# Has anyone seen 1970 gto with 04 wheels?



## skapegoat (Nov 5, 2008)

I have 1 wheel leftover from my 04 gto that I put on my 70 and it is hard for me to imagine what it would look like with both wheels and tires. Does anyone have pics of one with the 17" 04 gto wheels?


----------



## skapegoat (Nov 5, 2008)

I got my 06 GTO wheels on the other day. The tires that came with them are a little bit smaller then the G70 14's that should be on there but after these are warn out I'll get a taller tire. Probably not the best wheel for it but the total investment for tires and wheels was $275 and the tires are almost new.


----------



## HP11 (Apr 11, 2009)

What matters is whether or not you like them. It's your car... To me, the 'dish' of those wheels just isn't right for a car of that vintage.


----------



## Eric Animal (Oct 28, 2007)

HONEY COMBS look great on a 70 GTO! Wouldn't want to clean 'em though! IMHO......arty:


----------



## Eric Animal (Oct 28, 2007)

skapegoat said:


> I got my 06 GTO wheels on the other day. The tires that came with them are a little bit smaller then the G70 14's that should be on there but after these are warn out I'll get a taller tire. Probably not the best wheel for it but the total investment for tires and wheels was $275 and the tires are almost new.

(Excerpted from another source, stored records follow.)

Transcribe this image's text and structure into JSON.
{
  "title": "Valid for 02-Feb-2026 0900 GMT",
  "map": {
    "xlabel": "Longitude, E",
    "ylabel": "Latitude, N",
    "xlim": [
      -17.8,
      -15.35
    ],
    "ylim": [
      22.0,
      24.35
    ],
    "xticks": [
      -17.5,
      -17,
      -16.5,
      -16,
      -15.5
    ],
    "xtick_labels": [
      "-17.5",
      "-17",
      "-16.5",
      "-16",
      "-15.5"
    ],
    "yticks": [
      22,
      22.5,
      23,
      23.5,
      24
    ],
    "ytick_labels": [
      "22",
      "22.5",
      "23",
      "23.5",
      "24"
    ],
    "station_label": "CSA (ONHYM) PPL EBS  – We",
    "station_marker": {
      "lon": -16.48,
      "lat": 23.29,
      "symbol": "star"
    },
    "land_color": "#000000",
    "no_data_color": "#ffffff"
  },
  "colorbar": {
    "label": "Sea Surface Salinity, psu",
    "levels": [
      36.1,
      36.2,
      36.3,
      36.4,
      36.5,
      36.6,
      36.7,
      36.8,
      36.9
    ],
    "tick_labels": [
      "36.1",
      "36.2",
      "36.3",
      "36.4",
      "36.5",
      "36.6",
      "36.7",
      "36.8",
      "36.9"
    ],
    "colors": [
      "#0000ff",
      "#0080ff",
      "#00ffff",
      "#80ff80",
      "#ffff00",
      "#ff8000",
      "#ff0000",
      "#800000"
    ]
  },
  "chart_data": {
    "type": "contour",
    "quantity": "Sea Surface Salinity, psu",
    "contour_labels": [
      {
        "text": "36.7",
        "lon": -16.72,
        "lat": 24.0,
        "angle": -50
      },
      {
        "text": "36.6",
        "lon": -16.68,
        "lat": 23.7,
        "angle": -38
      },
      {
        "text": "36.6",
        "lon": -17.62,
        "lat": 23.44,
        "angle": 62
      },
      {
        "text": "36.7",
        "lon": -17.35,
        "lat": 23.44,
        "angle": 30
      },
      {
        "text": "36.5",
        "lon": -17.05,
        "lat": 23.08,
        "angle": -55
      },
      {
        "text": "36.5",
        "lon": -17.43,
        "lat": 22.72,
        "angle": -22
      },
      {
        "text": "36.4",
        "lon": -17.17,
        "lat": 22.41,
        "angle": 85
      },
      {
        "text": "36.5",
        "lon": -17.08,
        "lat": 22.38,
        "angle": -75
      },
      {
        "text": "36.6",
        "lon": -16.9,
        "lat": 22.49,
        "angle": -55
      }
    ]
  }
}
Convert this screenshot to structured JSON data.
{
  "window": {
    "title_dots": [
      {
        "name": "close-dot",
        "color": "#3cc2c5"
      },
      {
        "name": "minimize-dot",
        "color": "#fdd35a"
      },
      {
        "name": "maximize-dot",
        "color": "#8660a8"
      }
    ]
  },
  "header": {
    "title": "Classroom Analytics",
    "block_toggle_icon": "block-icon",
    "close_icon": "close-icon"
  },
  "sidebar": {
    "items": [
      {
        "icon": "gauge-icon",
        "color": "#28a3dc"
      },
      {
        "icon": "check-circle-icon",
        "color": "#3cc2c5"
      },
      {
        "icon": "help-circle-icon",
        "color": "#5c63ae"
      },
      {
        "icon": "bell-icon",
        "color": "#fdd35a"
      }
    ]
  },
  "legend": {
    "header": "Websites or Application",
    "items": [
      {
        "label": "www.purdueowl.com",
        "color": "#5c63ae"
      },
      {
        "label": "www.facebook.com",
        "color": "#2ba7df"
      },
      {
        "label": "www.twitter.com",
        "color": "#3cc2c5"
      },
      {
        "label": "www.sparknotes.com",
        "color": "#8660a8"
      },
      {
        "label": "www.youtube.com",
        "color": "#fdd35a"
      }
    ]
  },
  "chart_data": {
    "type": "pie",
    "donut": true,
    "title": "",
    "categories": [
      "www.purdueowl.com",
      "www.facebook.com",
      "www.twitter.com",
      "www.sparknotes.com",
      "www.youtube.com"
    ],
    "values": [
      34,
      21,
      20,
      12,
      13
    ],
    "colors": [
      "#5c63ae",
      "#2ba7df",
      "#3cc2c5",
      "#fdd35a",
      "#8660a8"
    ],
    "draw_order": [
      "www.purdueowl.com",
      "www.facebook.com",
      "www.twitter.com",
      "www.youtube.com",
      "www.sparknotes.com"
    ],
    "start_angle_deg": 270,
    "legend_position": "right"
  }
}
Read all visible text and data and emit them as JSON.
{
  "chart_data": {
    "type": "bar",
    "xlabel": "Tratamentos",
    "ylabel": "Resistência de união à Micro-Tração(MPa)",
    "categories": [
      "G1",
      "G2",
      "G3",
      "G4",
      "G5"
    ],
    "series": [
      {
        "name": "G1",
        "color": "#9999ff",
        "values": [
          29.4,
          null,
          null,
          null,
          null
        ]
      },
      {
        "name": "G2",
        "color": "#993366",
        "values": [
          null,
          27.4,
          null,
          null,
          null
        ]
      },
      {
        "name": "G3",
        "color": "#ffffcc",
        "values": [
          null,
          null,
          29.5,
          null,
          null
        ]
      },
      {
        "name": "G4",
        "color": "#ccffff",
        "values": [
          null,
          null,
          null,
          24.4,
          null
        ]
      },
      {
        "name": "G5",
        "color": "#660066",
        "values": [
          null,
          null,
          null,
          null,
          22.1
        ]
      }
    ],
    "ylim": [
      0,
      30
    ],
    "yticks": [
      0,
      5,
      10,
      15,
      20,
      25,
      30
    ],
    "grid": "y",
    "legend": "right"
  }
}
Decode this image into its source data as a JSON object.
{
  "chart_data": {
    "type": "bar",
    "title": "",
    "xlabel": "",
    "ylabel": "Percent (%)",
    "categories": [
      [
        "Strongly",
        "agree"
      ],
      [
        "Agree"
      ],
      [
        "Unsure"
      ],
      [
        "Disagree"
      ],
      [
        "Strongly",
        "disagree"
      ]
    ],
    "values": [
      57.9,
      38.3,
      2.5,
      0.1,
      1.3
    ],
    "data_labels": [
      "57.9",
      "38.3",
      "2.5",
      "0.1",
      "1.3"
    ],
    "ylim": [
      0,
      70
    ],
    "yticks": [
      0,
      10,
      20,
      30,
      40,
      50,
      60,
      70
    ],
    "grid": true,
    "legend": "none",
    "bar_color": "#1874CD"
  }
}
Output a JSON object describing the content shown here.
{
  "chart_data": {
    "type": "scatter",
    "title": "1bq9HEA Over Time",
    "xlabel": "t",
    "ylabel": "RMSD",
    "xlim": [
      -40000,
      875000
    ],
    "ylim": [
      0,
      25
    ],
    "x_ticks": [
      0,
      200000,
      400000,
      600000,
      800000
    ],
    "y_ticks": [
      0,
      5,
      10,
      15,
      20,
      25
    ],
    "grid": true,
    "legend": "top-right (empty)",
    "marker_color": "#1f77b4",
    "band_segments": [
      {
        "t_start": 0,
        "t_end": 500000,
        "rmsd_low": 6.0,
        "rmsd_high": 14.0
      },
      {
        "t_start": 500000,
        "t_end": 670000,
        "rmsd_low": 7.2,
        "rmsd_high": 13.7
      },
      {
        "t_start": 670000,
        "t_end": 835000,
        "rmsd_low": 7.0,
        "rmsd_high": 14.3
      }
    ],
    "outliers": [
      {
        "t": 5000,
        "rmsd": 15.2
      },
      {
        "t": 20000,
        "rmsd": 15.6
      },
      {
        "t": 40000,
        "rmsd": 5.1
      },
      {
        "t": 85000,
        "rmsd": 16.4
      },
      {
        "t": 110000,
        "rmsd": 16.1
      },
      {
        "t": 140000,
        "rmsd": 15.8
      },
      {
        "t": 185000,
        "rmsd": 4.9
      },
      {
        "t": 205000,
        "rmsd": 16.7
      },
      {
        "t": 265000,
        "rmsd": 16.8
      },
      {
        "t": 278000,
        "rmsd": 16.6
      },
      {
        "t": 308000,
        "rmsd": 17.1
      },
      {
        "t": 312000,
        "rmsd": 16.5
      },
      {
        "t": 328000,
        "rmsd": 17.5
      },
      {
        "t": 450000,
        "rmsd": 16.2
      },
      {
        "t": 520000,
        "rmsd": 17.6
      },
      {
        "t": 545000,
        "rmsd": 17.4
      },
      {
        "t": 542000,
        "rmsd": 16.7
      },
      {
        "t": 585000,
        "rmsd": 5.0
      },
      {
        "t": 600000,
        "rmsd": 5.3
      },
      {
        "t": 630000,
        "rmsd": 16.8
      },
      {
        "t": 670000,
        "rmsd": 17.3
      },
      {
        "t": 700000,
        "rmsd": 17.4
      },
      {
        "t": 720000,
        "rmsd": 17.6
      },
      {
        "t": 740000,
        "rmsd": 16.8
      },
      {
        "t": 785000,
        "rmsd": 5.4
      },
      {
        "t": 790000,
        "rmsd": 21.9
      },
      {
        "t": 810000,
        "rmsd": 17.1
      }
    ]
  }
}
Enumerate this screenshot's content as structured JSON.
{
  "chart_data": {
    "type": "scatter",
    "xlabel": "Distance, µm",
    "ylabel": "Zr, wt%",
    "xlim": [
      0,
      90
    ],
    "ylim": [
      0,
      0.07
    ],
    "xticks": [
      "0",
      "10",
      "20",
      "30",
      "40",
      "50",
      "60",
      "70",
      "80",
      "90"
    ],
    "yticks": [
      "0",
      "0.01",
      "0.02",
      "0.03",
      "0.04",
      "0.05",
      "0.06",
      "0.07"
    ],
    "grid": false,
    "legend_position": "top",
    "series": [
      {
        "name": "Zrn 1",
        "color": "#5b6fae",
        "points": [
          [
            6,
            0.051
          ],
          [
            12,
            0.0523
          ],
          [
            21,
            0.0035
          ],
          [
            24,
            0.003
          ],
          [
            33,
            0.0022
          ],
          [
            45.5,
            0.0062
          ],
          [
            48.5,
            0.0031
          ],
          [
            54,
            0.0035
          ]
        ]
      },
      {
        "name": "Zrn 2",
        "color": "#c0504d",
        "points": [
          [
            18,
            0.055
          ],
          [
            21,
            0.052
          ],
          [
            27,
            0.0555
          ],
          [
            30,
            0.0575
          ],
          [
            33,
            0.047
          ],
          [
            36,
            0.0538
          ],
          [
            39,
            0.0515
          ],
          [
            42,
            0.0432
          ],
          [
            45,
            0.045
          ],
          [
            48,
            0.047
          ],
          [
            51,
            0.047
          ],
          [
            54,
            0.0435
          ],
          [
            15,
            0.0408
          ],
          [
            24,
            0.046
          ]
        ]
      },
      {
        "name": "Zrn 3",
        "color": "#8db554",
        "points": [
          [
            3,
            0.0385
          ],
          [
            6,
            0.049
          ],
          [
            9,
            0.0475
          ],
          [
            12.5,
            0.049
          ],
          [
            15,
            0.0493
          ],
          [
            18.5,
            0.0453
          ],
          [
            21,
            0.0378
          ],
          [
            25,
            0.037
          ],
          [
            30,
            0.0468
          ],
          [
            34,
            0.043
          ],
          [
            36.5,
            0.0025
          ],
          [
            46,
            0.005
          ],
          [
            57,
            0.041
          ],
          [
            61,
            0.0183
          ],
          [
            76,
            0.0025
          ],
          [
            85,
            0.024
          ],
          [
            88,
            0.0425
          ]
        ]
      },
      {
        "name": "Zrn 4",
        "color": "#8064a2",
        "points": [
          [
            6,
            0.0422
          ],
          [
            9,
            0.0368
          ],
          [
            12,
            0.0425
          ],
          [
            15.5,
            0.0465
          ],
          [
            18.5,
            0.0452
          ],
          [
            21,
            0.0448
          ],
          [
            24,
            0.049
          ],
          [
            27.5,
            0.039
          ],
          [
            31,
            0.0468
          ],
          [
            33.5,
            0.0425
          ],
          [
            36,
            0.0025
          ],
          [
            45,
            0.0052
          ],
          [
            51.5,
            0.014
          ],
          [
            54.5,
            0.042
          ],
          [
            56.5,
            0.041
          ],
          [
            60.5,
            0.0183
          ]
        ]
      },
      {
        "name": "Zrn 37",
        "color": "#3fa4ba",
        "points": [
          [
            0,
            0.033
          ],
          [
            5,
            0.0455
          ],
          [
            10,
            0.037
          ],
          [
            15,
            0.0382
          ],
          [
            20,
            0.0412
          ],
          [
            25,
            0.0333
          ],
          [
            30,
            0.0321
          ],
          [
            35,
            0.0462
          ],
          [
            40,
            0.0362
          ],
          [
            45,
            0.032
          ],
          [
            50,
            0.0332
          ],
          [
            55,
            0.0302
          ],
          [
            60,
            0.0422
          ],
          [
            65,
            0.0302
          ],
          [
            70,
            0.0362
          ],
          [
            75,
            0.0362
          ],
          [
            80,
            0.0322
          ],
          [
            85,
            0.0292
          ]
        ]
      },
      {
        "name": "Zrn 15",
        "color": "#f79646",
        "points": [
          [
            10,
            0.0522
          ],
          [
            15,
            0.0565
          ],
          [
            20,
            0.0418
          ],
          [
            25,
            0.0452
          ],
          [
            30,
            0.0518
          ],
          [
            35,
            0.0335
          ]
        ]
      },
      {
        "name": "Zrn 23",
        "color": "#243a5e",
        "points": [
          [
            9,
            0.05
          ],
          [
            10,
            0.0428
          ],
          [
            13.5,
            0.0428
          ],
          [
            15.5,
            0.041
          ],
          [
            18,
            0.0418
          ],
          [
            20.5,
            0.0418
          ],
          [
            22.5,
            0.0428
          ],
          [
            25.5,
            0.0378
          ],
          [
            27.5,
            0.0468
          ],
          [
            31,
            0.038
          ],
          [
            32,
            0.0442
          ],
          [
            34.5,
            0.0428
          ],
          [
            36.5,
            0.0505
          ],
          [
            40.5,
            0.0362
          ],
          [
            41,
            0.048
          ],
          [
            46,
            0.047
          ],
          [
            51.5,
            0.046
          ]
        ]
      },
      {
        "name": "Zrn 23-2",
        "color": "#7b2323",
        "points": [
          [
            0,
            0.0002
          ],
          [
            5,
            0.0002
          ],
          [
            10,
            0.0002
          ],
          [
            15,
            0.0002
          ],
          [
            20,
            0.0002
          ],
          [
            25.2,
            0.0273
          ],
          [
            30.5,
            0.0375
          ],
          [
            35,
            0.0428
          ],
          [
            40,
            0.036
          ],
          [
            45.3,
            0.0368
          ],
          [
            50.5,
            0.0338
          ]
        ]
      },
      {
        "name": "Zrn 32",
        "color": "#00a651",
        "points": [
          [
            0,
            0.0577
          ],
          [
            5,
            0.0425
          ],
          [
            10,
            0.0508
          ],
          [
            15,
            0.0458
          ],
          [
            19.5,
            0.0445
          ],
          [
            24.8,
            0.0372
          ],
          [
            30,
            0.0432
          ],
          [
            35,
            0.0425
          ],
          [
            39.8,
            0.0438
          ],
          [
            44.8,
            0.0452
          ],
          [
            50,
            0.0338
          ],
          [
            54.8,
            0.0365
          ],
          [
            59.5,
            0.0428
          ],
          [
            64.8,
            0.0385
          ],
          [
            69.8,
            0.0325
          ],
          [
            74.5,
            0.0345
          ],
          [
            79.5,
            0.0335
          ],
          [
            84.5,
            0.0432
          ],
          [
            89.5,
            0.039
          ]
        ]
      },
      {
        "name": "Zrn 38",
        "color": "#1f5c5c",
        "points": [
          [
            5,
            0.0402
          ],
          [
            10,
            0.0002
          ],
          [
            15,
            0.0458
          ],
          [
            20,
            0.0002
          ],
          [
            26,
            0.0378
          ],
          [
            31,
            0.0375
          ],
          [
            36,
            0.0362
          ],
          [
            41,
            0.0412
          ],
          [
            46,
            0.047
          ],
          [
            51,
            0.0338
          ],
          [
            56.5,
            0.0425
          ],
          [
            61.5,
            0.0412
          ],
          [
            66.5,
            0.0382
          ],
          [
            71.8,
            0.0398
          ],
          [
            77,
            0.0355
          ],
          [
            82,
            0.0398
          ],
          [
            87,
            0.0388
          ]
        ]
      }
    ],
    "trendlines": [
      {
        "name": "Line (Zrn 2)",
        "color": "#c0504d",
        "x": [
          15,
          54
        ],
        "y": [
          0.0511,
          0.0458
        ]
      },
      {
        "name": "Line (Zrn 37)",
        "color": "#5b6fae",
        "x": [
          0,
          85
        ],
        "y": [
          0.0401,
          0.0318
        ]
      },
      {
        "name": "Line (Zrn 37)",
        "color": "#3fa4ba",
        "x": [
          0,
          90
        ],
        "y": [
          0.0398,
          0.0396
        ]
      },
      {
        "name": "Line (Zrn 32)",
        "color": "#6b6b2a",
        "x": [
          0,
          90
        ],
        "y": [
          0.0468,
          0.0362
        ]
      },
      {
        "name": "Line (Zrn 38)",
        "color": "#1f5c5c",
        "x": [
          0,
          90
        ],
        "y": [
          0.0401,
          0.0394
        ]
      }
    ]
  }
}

Skape, Where'd you get the side pipes? Do you have the covers?? The car is looking good man! eric:cheers


----------



## 58mark (Sep 28, 2010)

I've always thought snowflakes would look good too


----------



## skapegoat (Nov 5, 2008)

Somewhere sometime I saw some wheels that looked like rally 2's but they were bigger but I can't find them and don't have 3 grand laying around. The 06 GTO wheels are kinda similar to the rally 2 wheels as far as design but there is no dish that I think would look better but don't exist. The side pipes are leftovers from my dad's 70 amx. He has the same hooker headers so they bolted right up. It is just temporary untill I do the exhaust I want.


----------



## crustysack (Oct 5, 2008)

those wheels look great on the car- did they bolt right up or did you need to have an adapter made??


----------



## skapegoat (Nov 5, 2008)

I had to space them out 1" to get the back spacing factory but I wish I spaced them out more. The bolt pattern is .65mm bigger then the 06 wheels. Its close enough I don't think it'll be a problem. If it is I'll get a thicker spacer that adapts it to the right size.


----------